Psoriasis needs to be attacked from as many standpoints as you can,
safely. Just as battles are usually not won with a single type of
military weapon, we often use two or three different types of
therapy (or more) in the same patient. We often ask the patient to
serve as her/his own control, by treating with one substance on the
right leg, another on the left leg, another on the right arm and yet
another on the left arm!! Then we watch over weeks and see what
happens. Nobody is like the last patient you treated. That is,
indeed, why they call this the "practice" of medicine. I practice
every day, and in three lifetimes could not learn enough to help you
all.
Take diet for instance. Shamedly, I know almost nothing about it!!
A year-and-a-half ago when I checked in here, I thought I was amidst
a bunch of kooks, there was so much dietary talk going on.
Vitamins, herbs, diets, all of which I thought was a bunch of
bulls***. Welllllllll, I've had to retract that piece of crow and
eat it many times, as reports continue to filter in that some are
helped by various concoctions of foods or non-foods. Now I just
skirt the question, out of ignorance. I still have a gut reaction
that they don't do a hill-o-beans for this disease, but I cannot
prove that. They are cheap and generally harmless, and if you want
to try the safe-sounding ones, do it!
As for medical treatment (as we so cavalierly say, until one of you
"herbalists" comes up with some "gimmick" like digitalis from
foxglove, or some miracle like yew bark for cancer, and we
"medical-ists" have to sit red-faced in the corner), we tend to use
toxic therapies in limited amounts, like topical steroids, MTX, UV,
neoral, others. But we've found out long ago that a little bit of
two poisons or three poisons, even, is better than pushing one
poison into a patient until we make them sick.

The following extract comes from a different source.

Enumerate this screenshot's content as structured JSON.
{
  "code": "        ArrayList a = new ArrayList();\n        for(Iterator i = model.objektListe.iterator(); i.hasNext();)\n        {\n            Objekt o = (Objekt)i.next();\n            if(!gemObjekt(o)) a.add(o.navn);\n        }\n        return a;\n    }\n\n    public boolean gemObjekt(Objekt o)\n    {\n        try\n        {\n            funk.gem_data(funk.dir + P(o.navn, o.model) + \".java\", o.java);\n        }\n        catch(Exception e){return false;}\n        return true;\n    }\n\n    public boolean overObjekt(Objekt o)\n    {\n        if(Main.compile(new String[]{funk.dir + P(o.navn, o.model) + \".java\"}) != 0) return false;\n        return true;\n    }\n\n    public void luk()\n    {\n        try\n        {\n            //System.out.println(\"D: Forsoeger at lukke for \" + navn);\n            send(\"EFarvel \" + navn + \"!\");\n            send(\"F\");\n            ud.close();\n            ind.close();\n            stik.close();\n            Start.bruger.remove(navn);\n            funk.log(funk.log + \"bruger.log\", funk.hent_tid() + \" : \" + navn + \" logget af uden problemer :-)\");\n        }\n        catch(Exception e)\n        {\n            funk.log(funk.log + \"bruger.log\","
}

This is why we seldom use Soriatane, for instance, as a
monotherapy. Doing so means you have to push the patient to "sticky
skin syndrome," and severe hair loss, and I'm sorry, but most women
patients I know would rather have their hair than complete absence
of plaques. Just my trained observation.
We use topical steroids, basically, to make patients comfortable.
We know they'll do better for a while, but we know they will flare
(sometimes badly) when we discontinue them. We use Tazorac rarely,
but often combine it with a topical steroid.
We like therapies like anthralin and the newer form, micanol,
because there are no steroids in it, and we can us it in the SCAT
mode (short contact anthralin therapy) to decrease staining and
irritation (though it does work better when a little irritation is
produced.)
We often will continue UV light in lower doses while instituting low
dose Soriatane. This allows reduction of both agents, and
subsequent toxicities from either.
Get the picture? We try to make this damnable disease a little less
noticeable and the patients a little more comfortable and a little
less itchy, until the blessed researchers come up with a better
mousetrap, like the fusion protein vaccines just around the corner,
or who knows what else in the many pipelines around the world.